My brother and I had a disagreement when I was young. He is a prolific and talented artist who went to an art and design college, and I was a teenage dumbass who was invited a show of his and others' work.
One such work was a framed typewritten letter.
I told my brother that that was not art and I thought it was stupid to call it art, and that it devalued the efforts of the other artists.
He didn't respond at first other than to say that art is often in the eye of the beholder and if it elicits a reaction it typically can be qualified as art.
He left it at that but I kept thinking about what he said. I was really annoyed that they could possibly call a stupid framed letter art just because it was hung in an art gallery. I said as much to several people over time.
About two years later I went back to visit him, this time for a solo show. He does abstract painting, and I liked his stuff. We started talking about the work and how some if it reminded me of our childhood home.
At one point I brought up the framed letter and how it still made me roll my eyes when compared to the work you see in art galleries.
He just smiled and said "still thinking about that piece?"
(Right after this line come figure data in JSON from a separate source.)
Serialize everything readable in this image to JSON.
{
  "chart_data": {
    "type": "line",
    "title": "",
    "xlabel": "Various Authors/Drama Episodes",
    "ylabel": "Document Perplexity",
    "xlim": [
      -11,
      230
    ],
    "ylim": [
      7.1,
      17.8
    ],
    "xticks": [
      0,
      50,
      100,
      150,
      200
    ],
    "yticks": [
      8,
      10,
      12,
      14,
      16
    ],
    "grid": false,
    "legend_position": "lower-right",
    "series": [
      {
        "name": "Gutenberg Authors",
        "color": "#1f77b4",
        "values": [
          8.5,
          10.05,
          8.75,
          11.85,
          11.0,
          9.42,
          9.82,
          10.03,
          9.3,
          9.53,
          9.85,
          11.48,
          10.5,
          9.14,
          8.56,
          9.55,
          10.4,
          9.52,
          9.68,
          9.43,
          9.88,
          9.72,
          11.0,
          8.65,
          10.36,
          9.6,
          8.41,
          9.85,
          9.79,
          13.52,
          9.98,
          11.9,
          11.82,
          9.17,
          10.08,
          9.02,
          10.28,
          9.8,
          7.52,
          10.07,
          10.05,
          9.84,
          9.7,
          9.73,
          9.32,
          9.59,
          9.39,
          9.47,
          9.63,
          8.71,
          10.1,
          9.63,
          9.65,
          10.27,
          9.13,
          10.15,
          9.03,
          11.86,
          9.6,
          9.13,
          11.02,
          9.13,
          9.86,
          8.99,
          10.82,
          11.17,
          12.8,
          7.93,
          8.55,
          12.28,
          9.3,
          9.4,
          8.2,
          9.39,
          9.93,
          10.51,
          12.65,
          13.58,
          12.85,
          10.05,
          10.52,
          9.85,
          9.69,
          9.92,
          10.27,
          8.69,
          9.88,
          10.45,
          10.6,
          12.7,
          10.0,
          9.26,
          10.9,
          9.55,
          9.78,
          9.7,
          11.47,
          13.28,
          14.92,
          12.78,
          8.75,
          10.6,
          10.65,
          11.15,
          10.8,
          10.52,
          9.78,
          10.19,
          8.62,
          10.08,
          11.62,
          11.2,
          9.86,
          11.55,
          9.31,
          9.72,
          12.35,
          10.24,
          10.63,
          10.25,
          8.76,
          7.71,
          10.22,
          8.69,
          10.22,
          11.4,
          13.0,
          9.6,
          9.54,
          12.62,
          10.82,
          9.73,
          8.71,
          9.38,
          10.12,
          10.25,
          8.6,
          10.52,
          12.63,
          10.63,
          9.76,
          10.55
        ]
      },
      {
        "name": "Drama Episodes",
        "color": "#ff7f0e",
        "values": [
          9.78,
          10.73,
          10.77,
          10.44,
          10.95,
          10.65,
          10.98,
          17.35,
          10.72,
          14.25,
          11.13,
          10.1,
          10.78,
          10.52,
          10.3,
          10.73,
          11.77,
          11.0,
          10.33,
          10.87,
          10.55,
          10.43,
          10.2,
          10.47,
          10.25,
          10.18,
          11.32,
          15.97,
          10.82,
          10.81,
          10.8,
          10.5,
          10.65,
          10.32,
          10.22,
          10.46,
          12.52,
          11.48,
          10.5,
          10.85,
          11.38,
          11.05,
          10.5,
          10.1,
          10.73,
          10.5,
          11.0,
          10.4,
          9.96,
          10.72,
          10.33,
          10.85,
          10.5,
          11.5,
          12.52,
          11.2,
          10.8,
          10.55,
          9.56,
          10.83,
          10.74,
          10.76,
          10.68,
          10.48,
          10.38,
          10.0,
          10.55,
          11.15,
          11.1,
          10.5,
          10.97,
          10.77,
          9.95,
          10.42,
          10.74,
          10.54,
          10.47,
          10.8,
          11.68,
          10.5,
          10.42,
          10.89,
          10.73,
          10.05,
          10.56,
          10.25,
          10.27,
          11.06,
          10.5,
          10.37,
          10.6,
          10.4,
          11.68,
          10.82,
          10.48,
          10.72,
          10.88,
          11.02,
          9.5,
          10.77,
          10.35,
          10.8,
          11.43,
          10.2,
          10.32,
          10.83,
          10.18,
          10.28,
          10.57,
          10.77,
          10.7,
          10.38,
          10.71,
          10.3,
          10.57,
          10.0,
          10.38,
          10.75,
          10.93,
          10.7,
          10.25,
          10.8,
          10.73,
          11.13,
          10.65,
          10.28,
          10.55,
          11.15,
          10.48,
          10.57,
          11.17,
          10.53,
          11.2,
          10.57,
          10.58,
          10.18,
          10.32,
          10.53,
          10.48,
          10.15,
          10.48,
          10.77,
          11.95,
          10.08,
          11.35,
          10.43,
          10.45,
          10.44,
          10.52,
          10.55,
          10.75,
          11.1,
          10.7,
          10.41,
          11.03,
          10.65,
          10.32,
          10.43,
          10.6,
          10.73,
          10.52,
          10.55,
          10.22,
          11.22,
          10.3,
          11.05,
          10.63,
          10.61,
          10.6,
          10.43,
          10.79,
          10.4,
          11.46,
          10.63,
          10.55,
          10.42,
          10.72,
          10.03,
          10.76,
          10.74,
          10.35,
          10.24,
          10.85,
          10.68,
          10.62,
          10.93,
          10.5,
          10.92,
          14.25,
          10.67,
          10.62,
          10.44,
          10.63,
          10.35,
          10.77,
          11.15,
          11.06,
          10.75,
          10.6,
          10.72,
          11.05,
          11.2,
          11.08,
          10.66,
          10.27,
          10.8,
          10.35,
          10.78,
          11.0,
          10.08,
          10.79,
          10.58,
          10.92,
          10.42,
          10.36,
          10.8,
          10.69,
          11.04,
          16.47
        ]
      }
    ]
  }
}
I was annoyed to admit that whatever my opinion might be I could not deny that it had had a profound effect on me, evidently.
So, yeah the revulsion at the thought of an acre of potential meadow being permanently smothered so that 4% of it could be used to park pollution machines is definitely the brilliance here...
Simply thinking about it doesn’t make the thing art, though. Like, it still could be but the only thing you were thinking about after all that time was how stupid it was and that feeling could be replicated by so many things and it wouldn’t matter. Being subversive and being stupid and not being able to handle criticism are two often conflated things.
It’s like misspelling something and throwing out a “language evolves”. It’s a cheap cop-out to cover up a mistake.
To say “that feeling” of indignation (at the letter’s inclusion in a gallery) is the same as other things that make him roll his eyes, is reductionist. We regard things as stupid for different reasons; they’re not all the “same feeling.” As others have said, the artist’s intentionality in presenting something is part of its message. So the indignation he felt about a piece being put in a gallery is part of that piece’s effect on him, born from the artist’s choices. That feeling is different than hearing a moron say something dumb and thinking it’s stupid.
Intentionality is the key. Case in point, “language evolves” is a silly thing to say after a mistake, but many subcultures start misspelling things on purpose, and that intentionality is how language evolves.
Well, exactly, but if the brother still can ‘t articulate his point any further than lol u mad” even after all this time then how intentional is it really? I totally agree that art is in the intention more than the execution but this doesn’t sound like that.